AVS formula tries to increase the immune response during the first two stages, and suppress it in the third stage in order to counterbalance inflammatory activity. Therefore, multiple ingredients are required to fight the virus in aforementioned three stages.

The spike protein or its fragments can circulate in the body after COVID-19 infection or after COVID-19 vaccination and cause inflammation and blood clotting in any part of the body where they accumulate.

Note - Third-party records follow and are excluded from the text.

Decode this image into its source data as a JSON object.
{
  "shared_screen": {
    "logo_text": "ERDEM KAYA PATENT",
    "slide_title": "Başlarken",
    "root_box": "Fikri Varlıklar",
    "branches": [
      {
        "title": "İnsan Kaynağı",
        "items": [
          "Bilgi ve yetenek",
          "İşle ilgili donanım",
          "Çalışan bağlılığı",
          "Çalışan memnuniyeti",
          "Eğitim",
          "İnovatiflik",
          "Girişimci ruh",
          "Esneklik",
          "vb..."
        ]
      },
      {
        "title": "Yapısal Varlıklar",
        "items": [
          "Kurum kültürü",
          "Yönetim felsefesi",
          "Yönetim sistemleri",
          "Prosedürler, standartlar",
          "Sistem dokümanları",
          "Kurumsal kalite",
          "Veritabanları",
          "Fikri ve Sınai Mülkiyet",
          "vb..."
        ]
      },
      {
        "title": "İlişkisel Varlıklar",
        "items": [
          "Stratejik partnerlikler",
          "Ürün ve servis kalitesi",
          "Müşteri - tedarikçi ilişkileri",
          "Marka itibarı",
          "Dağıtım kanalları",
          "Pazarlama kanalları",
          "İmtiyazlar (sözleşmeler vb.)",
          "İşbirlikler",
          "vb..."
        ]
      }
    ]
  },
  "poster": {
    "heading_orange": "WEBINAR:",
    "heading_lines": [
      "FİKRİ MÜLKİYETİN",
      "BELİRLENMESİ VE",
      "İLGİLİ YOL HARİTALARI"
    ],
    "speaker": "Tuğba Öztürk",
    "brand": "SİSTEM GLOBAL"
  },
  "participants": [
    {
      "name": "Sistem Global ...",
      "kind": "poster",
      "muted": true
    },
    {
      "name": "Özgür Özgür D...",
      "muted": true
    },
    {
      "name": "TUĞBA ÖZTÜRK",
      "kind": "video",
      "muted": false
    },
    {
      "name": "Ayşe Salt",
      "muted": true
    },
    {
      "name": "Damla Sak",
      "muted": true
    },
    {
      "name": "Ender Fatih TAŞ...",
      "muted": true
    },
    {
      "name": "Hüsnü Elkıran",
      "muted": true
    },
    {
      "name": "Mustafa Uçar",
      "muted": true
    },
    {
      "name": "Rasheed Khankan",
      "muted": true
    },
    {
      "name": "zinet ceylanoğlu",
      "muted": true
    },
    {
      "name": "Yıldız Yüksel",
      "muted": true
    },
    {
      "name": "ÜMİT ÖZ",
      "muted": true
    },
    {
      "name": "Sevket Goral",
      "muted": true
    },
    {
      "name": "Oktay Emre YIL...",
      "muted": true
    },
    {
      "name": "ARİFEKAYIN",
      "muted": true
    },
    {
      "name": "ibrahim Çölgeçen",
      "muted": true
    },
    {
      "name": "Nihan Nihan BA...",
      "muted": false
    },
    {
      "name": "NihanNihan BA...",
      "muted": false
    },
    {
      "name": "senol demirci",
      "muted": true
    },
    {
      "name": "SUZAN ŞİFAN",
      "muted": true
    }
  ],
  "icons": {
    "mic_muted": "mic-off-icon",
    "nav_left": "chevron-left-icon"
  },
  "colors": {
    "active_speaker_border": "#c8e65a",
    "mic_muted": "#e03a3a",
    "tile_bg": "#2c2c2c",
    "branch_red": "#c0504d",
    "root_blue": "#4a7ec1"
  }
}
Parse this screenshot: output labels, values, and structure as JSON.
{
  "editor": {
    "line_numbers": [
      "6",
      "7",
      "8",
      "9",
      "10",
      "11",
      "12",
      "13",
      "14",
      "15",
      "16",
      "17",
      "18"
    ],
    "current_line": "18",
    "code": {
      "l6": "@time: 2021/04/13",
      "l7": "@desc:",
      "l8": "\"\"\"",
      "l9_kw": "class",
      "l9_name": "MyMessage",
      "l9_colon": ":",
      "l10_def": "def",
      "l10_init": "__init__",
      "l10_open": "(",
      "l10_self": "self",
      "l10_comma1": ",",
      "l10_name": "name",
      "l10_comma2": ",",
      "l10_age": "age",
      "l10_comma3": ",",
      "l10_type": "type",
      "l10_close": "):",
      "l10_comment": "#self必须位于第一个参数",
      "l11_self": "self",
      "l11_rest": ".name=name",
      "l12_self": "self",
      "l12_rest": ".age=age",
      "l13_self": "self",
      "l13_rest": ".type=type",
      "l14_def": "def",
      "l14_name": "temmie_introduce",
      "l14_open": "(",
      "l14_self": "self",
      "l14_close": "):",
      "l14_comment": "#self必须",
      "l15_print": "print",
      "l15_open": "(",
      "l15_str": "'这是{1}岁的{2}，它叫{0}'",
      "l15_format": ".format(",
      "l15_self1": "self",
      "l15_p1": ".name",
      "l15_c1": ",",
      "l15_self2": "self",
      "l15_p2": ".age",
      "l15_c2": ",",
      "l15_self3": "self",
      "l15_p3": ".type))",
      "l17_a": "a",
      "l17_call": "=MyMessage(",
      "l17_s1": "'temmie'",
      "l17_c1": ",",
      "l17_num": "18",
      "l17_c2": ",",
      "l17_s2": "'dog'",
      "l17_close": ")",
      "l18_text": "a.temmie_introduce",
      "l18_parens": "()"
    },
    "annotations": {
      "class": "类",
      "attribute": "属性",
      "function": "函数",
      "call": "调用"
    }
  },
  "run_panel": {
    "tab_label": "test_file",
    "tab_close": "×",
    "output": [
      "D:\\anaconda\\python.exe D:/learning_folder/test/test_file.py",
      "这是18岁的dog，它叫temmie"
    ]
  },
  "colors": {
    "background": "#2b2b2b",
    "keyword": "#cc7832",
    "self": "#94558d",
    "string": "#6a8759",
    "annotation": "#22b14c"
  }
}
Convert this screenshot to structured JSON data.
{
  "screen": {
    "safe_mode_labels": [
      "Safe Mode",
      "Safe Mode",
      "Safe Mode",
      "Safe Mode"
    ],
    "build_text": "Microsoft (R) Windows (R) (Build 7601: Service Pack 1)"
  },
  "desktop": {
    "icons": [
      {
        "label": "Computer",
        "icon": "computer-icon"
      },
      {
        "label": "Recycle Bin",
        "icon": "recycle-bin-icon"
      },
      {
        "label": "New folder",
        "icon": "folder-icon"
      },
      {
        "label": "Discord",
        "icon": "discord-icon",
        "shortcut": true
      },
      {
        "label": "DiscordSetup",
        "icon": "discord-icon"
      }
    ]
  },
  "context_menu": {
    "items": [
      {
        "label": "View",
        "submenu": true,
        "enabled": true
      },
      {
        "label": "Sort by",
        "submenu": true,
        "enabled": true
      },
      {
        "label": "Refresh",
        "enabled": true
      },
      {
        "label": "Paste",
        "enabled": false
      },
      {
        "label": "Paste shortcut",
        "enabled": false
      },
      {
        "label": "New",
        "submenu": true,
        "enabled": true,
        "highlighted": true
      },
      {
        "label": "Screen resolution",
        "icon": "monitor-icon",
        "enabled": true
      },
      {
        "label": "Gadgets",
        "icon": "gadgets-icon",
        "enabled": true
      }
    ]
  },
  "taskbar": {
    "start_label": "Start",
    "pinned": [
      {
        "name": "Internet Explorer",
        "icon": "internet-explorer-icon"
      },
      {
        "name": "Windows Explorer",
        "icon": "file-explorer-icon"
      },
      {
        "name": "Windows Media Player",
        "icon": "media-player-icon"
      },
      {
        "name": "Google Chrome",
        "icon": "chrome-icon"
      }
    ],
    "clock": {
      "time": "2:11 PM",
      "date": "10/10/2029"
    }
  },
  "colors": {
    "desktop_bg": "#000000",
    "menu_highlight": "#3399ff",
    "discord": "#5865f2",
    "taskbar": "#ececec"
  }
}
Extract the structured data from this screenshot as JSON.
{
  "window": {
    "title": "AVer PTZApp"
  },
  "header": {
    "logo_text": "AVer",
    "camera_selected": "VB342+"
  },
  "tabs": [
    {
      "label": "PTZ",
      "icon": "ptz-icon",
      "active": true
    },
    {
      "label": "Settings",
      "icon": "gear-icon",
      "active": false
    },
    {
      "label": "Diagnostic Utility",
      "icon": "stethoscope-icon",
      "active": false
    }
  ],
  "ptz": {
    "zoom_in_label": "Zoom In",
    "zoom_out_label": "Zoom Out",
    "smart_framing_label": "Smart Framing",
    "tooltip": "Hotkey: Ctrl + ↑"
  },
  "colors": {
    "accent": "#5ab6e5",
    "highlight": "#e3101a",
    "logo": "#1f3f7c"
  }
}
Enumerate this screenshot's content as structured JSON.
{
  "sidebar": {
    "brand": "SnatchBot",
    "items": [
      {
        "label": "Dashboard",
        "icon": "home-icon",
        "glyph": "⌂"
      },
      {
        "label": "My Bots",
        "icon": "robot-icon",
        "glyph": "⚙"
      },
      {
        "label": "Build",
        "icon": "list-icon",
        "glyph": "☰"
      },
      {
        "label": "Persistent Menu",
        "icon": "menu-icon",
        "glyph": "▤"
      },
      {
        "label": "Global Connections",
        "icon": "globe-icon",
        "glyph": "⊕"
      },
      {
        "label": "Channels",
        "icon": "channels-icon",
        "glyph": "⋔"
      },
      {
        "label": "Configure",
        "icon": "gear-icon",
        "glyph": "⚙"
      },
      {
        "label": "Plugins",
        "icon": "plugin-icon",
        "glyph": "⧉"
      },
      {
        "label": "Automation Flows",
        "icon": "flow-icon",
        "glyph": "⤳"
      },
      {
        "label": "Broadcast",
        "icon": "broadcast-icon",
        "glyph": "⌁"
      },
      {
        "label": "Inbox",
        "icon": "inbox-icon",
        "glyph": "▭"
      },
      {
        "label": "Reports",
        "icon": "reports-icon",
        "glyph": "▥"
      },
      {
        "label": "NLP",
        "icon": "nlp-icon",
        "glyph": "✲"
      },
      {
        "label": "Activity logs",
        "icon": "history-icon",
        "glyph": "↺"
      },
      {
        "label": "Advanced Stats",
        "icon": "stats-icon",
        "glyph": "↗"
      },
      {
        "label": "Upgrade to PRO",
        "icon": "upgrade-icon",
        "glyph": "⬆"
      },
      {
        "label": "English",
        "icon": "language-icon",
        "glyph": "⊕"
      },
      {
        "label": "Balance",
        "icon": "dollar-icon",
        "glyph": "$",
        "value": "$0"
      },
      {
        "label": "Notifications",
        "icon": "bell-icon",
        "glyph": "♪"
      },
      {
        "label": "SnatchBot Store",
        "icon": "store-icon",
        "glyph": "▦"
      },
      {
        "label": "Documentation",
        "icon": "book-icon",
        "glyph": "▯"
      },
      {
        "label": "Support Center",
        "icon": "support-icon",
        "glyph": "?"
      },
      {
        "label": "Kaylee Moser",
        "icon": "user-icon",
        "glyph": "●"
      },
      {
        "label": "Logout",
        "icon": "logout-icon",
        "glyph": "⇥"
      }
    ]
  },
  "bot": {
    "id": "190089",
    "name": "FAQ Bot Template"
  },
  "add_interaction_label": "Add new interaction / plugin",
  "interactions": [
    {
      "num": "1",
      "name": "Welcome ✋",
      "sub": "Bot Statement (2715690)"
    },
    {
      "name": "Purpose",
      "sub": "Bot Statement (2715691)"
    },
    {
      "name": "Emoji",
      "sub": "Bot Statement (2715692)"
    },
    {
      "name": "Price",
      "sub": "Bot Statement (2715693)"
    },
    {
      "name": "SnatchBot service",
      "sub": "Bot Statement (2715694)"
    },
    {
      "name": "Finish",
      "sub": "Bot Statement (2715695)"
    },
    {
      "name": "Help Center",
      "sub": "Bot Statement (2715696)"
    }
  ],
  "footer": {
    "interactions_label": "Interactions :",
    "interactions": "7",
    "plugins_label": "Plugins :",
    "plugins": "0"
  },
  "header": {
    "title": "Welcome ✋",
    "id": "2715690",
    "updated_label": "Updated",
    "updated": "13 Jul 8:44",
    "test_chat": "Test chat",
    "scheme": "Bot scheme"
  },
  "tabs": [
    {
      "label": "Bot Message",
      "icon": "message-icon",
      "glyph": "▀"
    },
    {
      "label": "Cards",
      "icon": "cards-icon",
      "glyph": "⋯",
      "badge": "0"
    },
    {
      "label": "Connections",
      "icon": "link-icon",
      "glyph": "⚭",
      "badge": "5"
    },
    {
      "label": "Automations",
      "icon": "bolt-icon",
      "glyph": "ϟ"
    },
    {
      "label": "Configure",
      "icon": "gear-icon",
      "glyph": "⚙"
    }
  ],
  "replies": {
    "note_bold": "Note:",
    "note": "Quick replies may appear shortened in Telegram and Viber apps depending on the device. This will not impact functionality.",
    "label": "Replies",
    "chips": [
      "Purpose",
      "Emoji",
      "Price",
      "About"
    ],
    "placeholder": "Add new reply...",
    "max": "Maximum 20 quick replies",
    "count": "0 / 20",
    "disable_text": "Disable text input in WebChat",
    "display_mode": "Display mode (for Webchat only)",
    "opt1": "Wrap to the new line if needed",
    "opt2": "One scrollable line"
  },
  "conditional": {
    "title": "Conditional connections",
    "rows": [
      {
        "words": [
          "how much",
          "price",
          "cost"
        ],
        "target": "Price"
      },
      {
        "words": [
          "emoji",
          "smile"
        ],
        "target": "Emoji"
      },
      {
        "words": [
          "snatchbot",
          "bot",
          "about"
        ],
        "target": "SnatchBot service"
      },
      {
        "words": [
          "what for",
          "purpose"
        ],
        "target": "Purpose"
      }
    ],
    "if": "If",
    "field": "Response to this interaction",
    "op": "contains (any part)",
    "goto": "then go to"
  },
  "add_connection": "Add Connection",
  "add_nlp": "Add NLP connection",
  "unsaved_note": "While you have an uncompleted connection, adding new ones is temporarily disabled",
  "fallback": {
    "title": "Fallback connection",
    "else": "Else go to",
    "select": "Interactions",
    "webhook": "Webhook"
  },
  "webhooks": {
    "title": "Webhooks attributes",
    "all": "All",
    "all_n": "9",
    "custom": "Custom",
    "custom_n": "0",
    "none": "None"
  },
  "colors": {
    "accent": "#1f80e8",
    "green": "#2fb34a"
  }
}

Inflammation can develop diabetes and cancer according to listed scientific papers.

• Anti-inflammatory
• Anti-cancer
• Anti-diabetic
• Anti-thrombosis
• Anti-hypertension
• Anti-atherosclesoris
• Anti-cardiovascular diseases
• Anti-endothelial cell dysfunction
• Anti-heart failure
• Anti-oxidative stress
• Many other medicinal properties, and can be used against cardiovascular diseases.